This is what I use for Whimsy. ....(she was trained on pee pads from the breeder.)
I got the pad holder at Petsmart along with the Top Paw training pads they sell there also. Never had a problem with her shredding them. She still uses this method.


----------



## DawnH (Jan 21, 2014)

Manny shredded his pee pads (and everything else) to bits when he first came home. I bought one of the plastic frames that secures the edges of the pads and he's never scratched or shred another pad. 

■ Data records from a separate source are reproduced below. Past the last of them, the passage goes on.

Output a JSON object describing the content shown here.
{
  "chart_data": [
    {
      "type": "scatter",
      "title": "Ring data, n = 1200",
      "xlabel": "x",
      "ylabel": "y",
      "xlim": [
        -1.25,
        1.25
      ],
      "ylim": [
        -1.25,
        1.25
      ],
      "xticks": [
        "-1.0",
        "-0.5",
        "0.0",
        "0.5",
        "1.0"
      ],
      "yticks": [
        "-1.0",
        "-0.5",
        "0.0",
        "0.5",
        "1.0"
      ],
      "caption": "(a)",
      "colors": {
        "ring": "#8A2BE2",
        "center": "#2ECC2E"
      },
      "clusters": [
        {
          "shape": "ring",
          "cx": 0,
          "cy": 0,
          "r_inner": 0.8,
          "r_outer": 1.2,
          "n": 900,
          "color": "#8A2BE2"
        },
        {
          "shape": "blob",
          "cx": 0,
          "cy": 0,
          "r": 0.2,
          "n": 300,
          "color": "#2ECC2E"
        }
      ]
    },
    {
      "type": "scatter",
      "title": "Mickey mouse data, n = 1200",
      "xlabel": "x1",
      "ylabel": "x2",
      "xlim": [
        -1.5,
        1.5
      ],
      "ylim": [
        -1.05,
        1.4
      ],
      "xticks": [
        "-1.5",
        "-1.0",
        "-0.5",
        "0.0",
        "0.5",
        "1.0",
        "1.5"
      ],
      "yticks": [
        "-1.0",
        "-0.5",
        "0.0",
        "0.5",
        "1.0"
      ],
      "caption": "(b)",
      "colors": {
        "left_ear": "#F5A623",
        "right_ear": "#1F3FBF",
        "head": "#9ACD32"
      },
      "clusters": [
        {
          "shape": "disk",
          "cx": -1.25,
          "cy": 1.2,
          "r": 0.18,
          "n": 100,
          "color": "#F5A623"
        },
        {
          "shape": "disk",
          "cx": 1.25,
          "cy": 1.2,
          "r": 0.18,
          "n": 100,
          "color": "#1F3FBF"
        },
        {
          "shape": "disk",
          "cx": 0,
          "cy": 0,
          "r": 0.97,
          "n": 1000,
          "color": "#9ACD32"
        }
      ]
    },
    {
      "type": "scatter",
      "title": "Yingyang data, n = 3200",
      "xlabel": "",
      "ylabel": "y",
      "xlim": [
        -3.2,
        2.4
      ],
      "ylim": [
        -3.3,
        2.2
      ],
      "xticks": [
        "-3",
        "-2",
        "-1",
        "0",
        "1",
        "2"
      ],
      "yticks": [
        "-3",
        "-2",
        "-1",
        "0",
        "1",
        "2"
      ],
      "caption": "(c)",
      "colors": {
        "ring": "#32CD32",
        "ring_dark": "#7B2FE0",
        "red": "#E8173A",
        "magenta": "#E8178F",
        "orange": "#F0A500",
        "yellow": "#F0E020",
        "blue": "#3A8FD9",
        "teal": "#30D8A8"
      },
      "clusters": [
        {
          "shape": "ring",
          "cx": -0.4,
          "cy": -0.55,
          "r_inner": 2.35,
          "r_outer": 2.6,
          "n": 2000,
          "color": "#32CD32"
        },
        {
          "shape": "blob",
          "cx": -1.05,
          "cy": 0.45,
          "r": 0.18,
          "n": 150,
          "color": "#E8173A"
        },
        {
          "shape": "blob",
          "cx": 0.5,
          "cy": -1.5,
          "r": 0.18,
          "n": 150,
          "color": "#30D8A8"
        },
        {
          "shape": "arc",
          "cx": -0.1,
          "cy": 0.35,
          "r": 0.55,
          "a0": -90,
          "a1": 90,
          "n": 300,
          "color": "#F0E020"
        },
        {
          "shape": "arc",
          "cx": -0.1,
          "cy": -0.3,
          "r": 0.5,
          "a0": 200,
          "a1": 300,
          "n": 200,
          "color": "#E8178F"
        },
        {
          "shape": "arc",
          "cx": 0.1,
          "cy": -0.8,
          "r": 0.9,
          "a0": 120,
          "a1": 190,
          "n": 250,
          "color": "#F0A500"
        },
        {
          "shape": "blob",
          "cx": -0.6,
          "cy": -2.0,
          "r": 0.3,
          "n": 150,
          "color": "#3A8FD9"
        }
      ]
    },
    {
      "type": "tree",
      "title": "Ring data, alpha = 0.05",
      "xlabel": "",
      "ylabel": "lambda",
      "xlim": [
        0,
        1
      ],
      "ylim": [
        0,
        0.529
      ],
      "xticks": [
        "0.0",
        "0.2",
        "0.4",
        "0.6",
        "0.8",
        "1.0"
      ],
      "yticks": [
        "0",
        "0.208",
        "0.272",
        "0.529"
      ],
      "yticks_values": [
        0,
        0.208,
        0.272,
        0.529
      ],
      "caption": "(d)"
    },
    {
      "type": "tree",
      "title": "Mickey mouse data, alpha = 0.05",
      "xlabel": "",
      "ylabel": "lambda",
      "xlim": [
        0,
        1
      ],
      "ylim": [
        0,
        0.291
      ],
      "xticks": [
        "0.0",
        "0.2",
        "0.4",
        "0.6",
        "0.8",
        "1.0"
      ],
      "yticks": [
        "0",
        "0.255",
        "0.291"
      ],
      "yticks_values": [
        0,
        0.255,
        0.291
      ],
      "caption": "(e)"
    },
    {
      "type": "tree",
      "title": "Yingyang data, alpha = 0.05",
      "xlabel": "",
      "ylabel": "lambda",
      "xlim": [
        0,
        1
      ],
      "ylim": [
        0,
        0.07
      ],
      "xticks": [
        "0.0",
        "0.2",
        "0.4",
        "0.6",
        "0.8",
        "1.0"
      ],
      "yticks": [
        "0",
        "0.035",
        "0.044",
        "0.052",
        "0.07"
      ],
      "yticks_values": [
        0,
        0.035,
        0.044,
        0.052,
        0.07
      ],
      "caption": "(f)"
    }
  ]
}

Although he's housebroken I'll continue using the pads. I sleep odd hours and sometimes don't wake up and I'd rather he pee/poop on a pad than have to hold it for hours if he has to go. He hasn't had to use them very often but it's nice not having to clean my rug if he can't hold it. Weather was another consideration for me. We had torrential rains and major flooding a few weeks ago and couldn't go outside for almost two days. We live in a hurricane prone area. Between rain, wind and debris after the storm I like having an option where I won't have to take him outside.


----------



## Pucks104 (Aug 16, 2012)

Tried pee pads with a holder for Leo when he first came home - he promptly scratched them to shreds. I put them away since NC weather isn't too awful, I didn't want to confuse my other two dogs about proper potty places and Leo was really good to let me know he had to go if he was in his expen which he was unless I could really focus on him. The expen was right in the den where we and our other dogs spend the most time so he wasn't stuck off by himself


----------